Ну ей богу уже достали эти идиотские капчи, которые удается правильно угадать только с десятого раза. Непонятно от чего она защищает. Если хочется осложнить возможность перебора паролей, то может просто таймаут сделать по 10 секунд после каждой попытки, а не издеваться над пользователями?

Собственно хочу эту мысль до создателей тостера как-то донести...

Answer 1

[Андрей Ежгуров]

Добавишь паузу - хакер вместо десяти ботов запустит тысячу. И добьётся точно такого же результата.

Другое дело, что капча с искажённым текстом - это не единственный способ отличить человека от бота. И большинство этих способов (в том числе и другие варианты капч) несравнимо дружественнее, чем совершенно не читаемая reCaptcha.

Comments

[beduin01]

>Добавишь паузу - хакер вместо десяти ботов запустит тысячу.
Ну и какая скорость будет перебора? 1 ник 1 пароль в 10 секунд. Хоть миллион ботов будет скорость перебора не вырастет.

Да и вопрос нахера актуален? Ну профит какой? Акки от форумов и прочих ресурсов нафиг никому не нужны.

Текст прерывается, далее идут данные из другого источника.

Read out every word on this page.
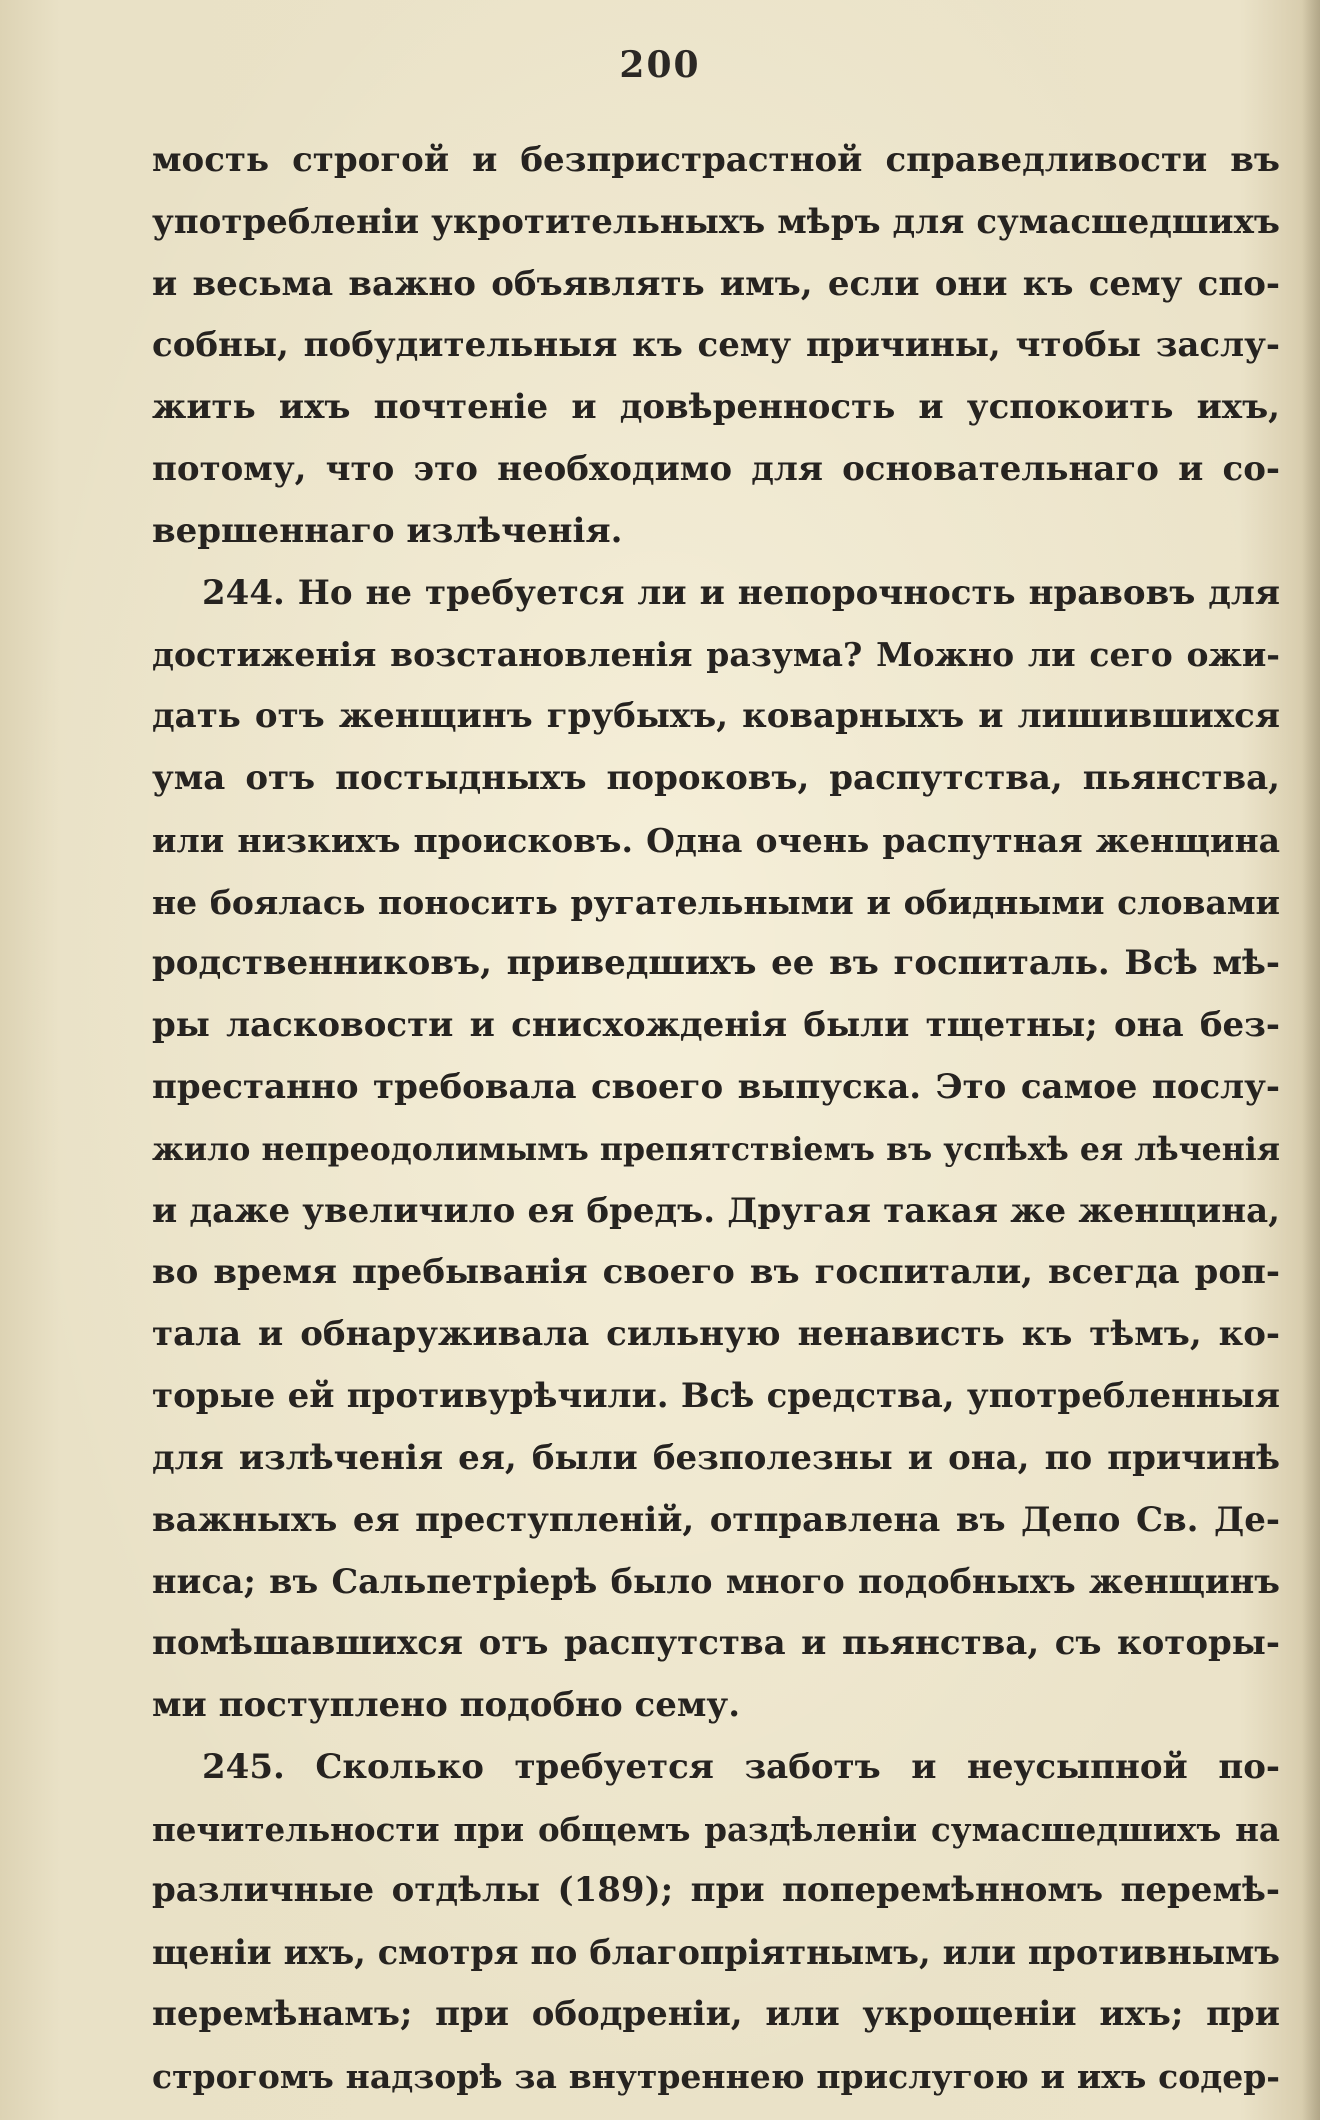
200
мость строгой и безпристрастной справедливости въ
употребленіи укротительныхъ мѣръ для сумасшедшихъ
и весьма важно объявлять имъ, если они къ сему спо-
собны, побудительныя къ сему причины, чтобы заслу-
жить ихъ почтеніе и довѣренность и успокоить ихъ,
потому, что это необходимо для основательнаго и со-
вершеннаго излѣченія.
244. Но не требуется ли и непорочность нравовъ для
достиженія возстановленія разума? Можно ли сего ожи-
дать отъ женщинъ грубыхъ, коварныхъ и лишившихся
ума отъ постыдныхъ пороковъ, распутства, пьянства,
или низкихъ происковъ. Одна очень распутная женщина
не боялась поносить ругательными и обидными словами
родственниковъ, приведшихъ ее въ госпиталь. Всѣ мѣ-
ры ласковости и снисхожденія были тщетны; она без-
престанно требовала своего выпуска. Это самое послу-
жило непреодолимымъ препятствіемъ въ успѣхѣ ея лѣченія
и даже увеличило ея бредъ. Другая такая же женщина,
во время пребыванія своего въ госпитали, всегда роп-
тала и обнаруживала сильную ненависть къ тѣмъ, ко-
торые ей противурѣчили. Всѣ средства, употребленныя
для излѣченія ея, были безполезны и она, по причинѣ
важныхъ ея преступленій, отправлена въ Депо Св. Де-
ниса; въ Сальпетріерѣ было много подобныхъ женщинъ
помѣшавшихся отъ распутства и пьянства, съ которы-
ми поступлено подобно сему.
245. Сколько требуется заботъ и неусыпной по-
печительности при общемъ раздѣленіи сумасшедшихъ на
различные отдѣлы (189); при поперемѣнномъ перемѣ-
щеніи ихъ, смотря по благопріятнымъ, или противнымъ
перемѣнамъ; при ободреніи, или укрощеніи ихъ; при
строгомъ надзорѣ за внутреннею прислугою и ихъ содер-
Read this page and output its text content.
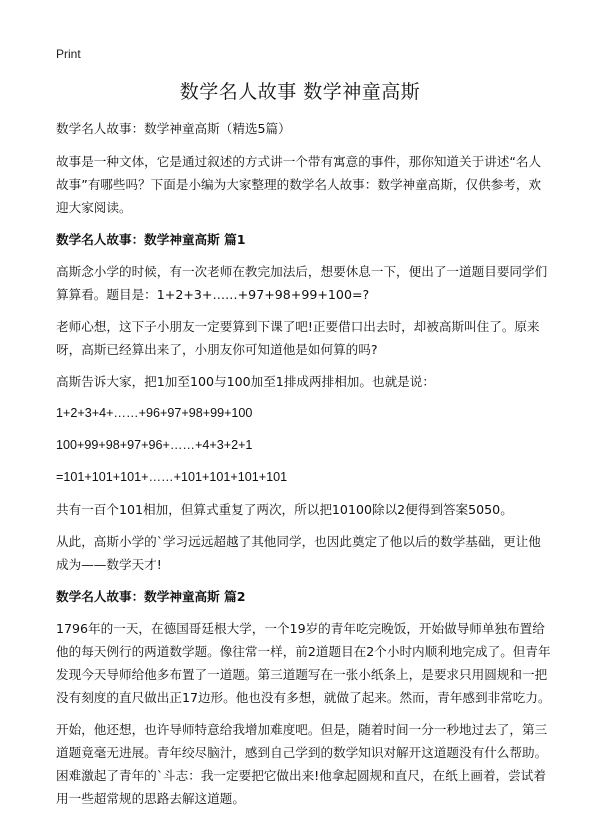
Print
数学名人故事 数学神童高斯

数学名人故事：数学神童高斯（精选5篇）

故事是一种文体，它是通过叙述的方式讲一个带有寓意的事件，那你知道关于讲述“名人故事”有哪些吗？下面是小编为大家整理的数学名人故事：数学神童高斯，仅供参考，欢迎大家阅读。

数学名人故事：数学神童高斯 篇1

高斯念小学的时候，有一次老师在教完加法后，想要休息一下，便出了一道题目要同学们算算看。题目是：1+2+3+……+97+98+99+100=?

老师心想，这下子小朋友一定要算到下课了吧!正要借口出去时，却被高斯叫住了。原来呀，高斯已经算出来了，小朋友你可知道他是如何算的吗?

高斯告诉大家，把1加至100与100加至1排成两排相加。也就是说：

1+2+3+4+……+96+97+98+99+100

100+99+98+97+96+……+4+3+2+1

=101+101+101+……+101+101+101+101

共有一百个101相加，但算式重复了两次，所以把10100除以2便得到答案5050。

从此，高斯小学的`学习远远超越了其他同学，也因此奠定了他以后的数学基础，更让他成为——数学天才!

数学名人故事：数学神童高斯 篇2

1796年的一天，在德国哥廷根大学，一个19岁的青年吃完晚饭，开始做导师单独布置给他的每天例行的两道数学题。像往常一样，前2道题目在2个小时内顺利地完成了。但青年发现今天导师给他多布置了一道题。第三道题写在一张小纸条上，是要求只用圆规和一把没有刻度的直尺做出正17边形。他也没有多想，就做了起来。然而，青年感到非常吃力。

开始，他还想，也许导师特意给我增加难度吧。但是，随着时间一分一秒地过去了，第三道题竟毫无进展。青年绞尽脑汁，感到自己学到的数学知识对解开这道题没有什么帮助。困难激起了青年的`斗志：我一定要把它做出来!他拿起圆规和直尺，在纸上画着，尝试着用一些超常规的思路去解这道题。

А у банков вопросы безопасности не капчей решаются.

[Андрей Ежгуров]

beduin01: Похоже, ты не понимаешь, как работают сайты. Каждый ввод пароля независим от других. Потому 10 секунд первого бота никак не влияют на 10 секунд второго бота и т.д.

Предположим, у нас задержка 1 секунда - запускаем 10 ботов с интервалом в 0.1 секунду и через секунду начинаем получать перебор паролей со скоростью 10 паролей в секунду.

Теперь у нас задержка 10 секунд - запускаем 100 ботов с интервалом в 0.1 секунду и через 10 секунд получаем ту же самую скорость в 10 паролей в секунду.

Посмотри на поток рекламного спама на otvet.mail.ru. Если этим постоянно занимаются много лет, значит это окупается. И значит находятся "коммерсанты", которым это нужно.

[d3vi1h3aRt]

beduin01: 1 ник 1 пароль в 10 секунд. А если владелец аккаунта пытается войти?

[beduin01]

Андрей Ежгуров: d3vi1h3aRt: Да это все какие-то сказочные ситуации. Решаются элементарным сохранением метрики пользователя после успешных входов (юзер агент и ИП) и блокировкой ИП с неудачными попытками входа.

"Каждый ввод пароля независим от других." это полная ерунда. Что мешает сделать его зависимым?

>запускаем 100 ботов получаем ту же самую скорость в 10 паролей в секунду.
Эта проблема решается блокировкой множественных попыток неудачного входа с указанных ИП.

Да и ломать учетки брутфорсом просто смешно.